Summary: Jesus is the bread of life! For those who have recently lost a loved one Jesus wants to comfort and reassure you, and to satisfy your spiritual needs. Will you let him?
John 6: 35
[NOTE: I preached this on 30 October 2005 at our annual ’All Saints Service’, 5pm. We invite local families who have had a bereavement in the last two years. It is a God-given opportunity to love them, bless them, and reach out to them in Jesus’ name. After the service we have sandwiches, cakes, tea and coffee together.]
A gravestone in our churchyard bears these words:
‘The cup was bitter, the sting severe
To part from her we loved so dear.
Our loss is great we’ll not complain
But hope in heaven to meet again.
Not gone from memory not gone from love
But gone to her Father’s home above.’
There is no easy way to say this: For some of us the loss of a dear and cherished loved one is still like a fresh wound; it’s painful, raw, and there for all to see. For some of us, the passing of time has meant that we are beginning to live with (yet never forget) our loss, realising that we will never be the same again; and for others a very visible scar remains.

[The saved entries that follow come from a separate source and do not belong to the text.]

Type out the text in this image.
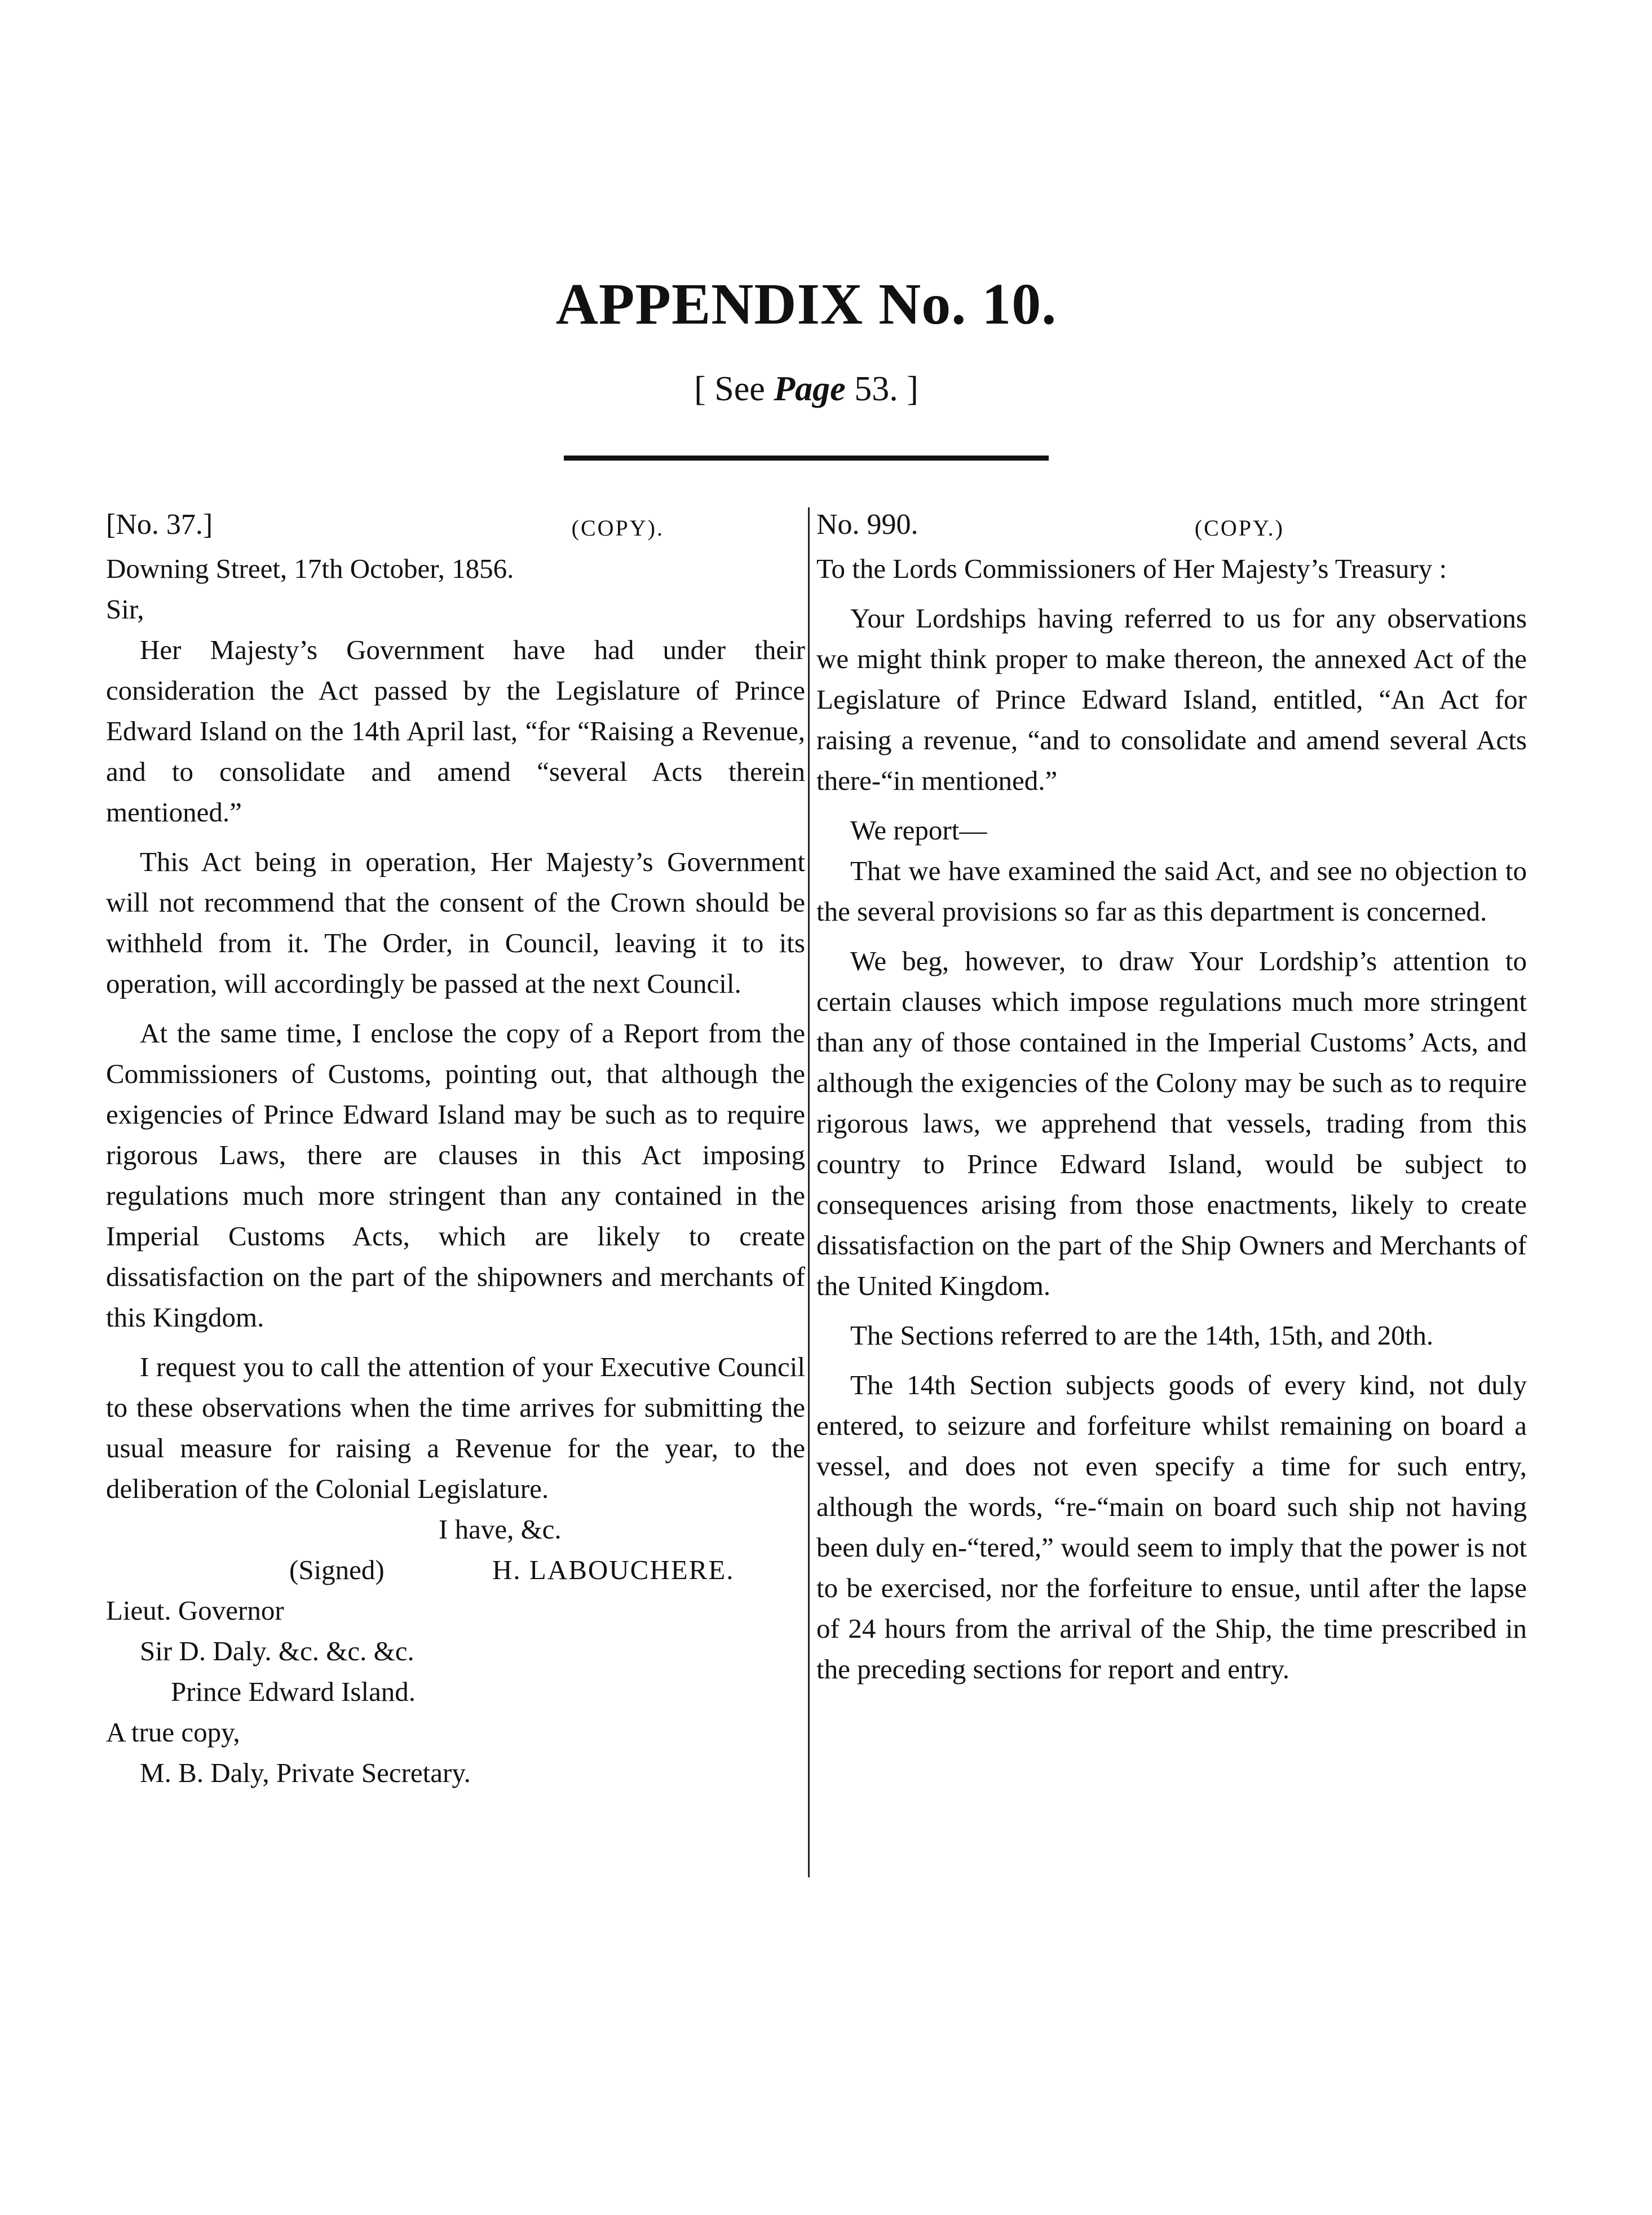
APPENDIX No. 10.
[ See Page 53. ]
[No. 37.]	(COPY).

Downing Street, 17th October, 1856.

Sir,

Her Majesty’s Government have had under their consideration the Act passed by the Legislature of Prince Edward Island on the 14th April last, “for “Raising a Revenue, and to consolidate and amend “several Acts therein mentioned.”

This Act being in operation, Her Majesty’s Government will not recommend that the consent of the Crown should be withheld from it. The Order, in Council, leaving it to its operation, will accordingly be passed at the next Council.

At the same time, I enclose the copy of a Report from the Commissioners of Customs, pointing out, that although the exigencies of Prince Edward Island may be such as to require rigorous Laws, there are clauses in this Act imposing regulations much more stringent than any contained in the Imperial Customs Acts, which are likely to create dissatisfaction on the part of the shipowners and merchants of this Kingdom.

I request you to call the attention of your Executive Council to these observations when the time arrives for submitting the usual measure for raising a Revenue for the year, to the deliberation of the Colonial Legislature.

I have, &c.

(Signed)	H. LABOUCHERE.

Lieut. Governor

Sir D. Daly. &c. &c. &c.

Prince Edward Island.

A true copy,

M. B. Daly, Private Secretary.

No. 990.	(COPY.)

To the Lords Commissioners of Her Majesty’s Treasury :

Your Lordships having referred to us for any observations we might think proper to make thereon, the annexed Act of the Legislature of Prince Edward Island, entitled, “An Act for raising a revenue, “and to consolidate and amend several Acts there-“in mentioned.”

We report—

That we have examined the said Act, and see no objection to the several provisions so far as this department is concerned.

We beg, however, to draw Your Lordship’s attention to certain clauses which impose regulations much more stringent than any of those contained in the Imperial Customs’ Acts, and although the exigencies of the Colony may be such as to require rigorous laws, we apprehend that vessels, trading from this country to Prince Edward Island, would be subject to consequences arising from those enactments, likely to create dissatisfaction on the part of the Ship Owners and Merchants of the United Kingdom.

The Sections referred to are the 14th, 15th, and 20th.

The 14th Section subjects goods of every kind, not duly entered, to seizure and forfeiture whilst remaining on board a vessel, and does not even specify a time for such entry, although the words, “re-“main on board such ship not having been duly en-“tered,” would seem to imply that the power is not to be exercised, nor the forfeiture to ensue, until after the lapse of 24 hours from the arrival of the Ship, the time prescribed in the preceding sections for report and entry.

I am sure that many of you will be familiar with C.S. Lewis, author of ‘The Lion, the Witch and the Wardrobe’.
Lewis was good friends with J.R.R. Tolkien, author of ‘Lord of the Rings’, and he was a Christian; a follower of Jesus Christ. What you may not know is that after the death of his wife he wrote a short book called ‘A Grief Observed.’ He was trying to make sense of the variety of different thoughts and feelings that he was experiencing.
Early on in the book he wrote this: “I see people, as they approach me, trying to make up their minds whether they’ll ‘say something about it’ or not. I hate it if they do, and if they don’t” (P.11).
He continues by saying that “the act of living is different all through. Her absence is like the sky, spread over everything.”
As the days and weeks went by C. S. Lewis wrote this: “I see the rowan berries reddening and don’t know for a moment why they, of all things, should be depressing. I hear a clock strike and some quality it always had before has gone out of the sound.
What’s wrong with the world to make it so flat, shabby, worn-out looking? Then I remember” (P. 31).
There is no simple answer to handling grief. We miss our loved ones desperately. We love them endlessly. We will always love them dearly, and so the fact of their absence will not go away.
In the 23rd Psalm which was written some 3500 years ago, King David reflects upon the journey of his life; and it’s a Psalm which has helped many people, especially during times of bereavement.
King David knew that on life’s journey we face times which include walking ‘through the valley of the shadow of death’. However, he knew that God is a loving shepherd. No wonder Jesus told a story about a shepherd with a hundred sheep. One of the sheep became lost and so the shepherd searched and searched until he found it! That’s what God is like with us. We may feel lost, and even abandoned, but God is like a loving shepherd. He searches for us.
That’s why he sent his Son Jesus into the world. Jesus came as a living, breathing, serving demonstration of the way in which God comes searching for us. Hence those wonderful words, ‘The Lord is my shepherd; I shall not be in want. He makes me lie down in green pastures, he leads me beside quiet waters; he restores my soul.’